Abstract

The aneurysms of pancreaticoduodenal arcade (PArc-Ans), including gastroduodenal artery aneurysms (GDAAs) and pancreaticoduodenal artery aneurysms (PDAAs), are uncommon lesions associated with a significant risk of rupture. The purpose of this study was to evaluate the utility of endovascular treatment for PArc-Ans. The records of all patients with GDAAs and PDAAs treated by transcatheter arterial embolization (TAE) between 2010 and 2016 were identified through an institutional datebase, and these records were retrospectively reviewed.

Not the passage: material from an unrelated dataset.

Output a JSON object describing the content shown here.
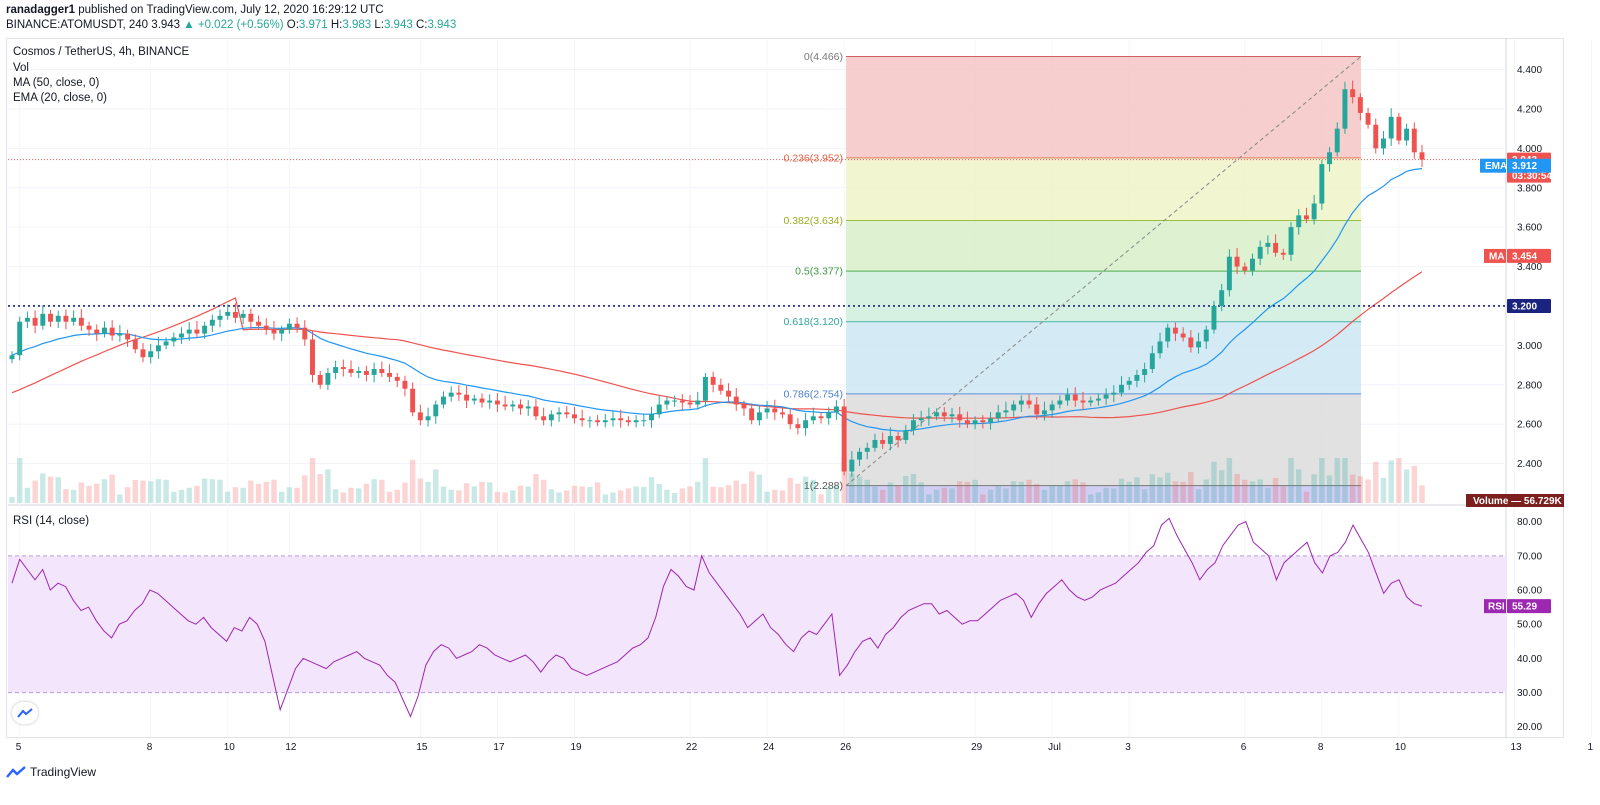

Date on presenting symptoms, comorbid conditions, imaging findings, treatment approach, complications, observation period, and outcomes after treatment were examined. All patients were successfully treated by transcatheter arterial embolization (TAE) [two GDAAs (size; 13.9 mm, range; 13.3-14.4 mm) and 10 PDAAs (size; 11.2 mm, range; 4.3-26.8 mm)]. Three symptomatic aneurysms (25%) were only found in three ruptured patients who were all successfully treated by TAE. Six patients were associated with sever stenosis or complete occlusion of celiac axis due to the compression by median arcuate ligament. Most of them (5/6) were successfully treated by TAE alone. A patient with complete occlusion of celiac axis and multiple PDAAs were treated with a combination of TAE and bypass surgery. The average observation period after treatment was 14.9 months (range, 1-45 months). Overall 30-day morbidity and mortality after treatment were both 0.0%. The TAE could be recognized as a safe and effective treatment technique for PArc-Ans with or without rupture.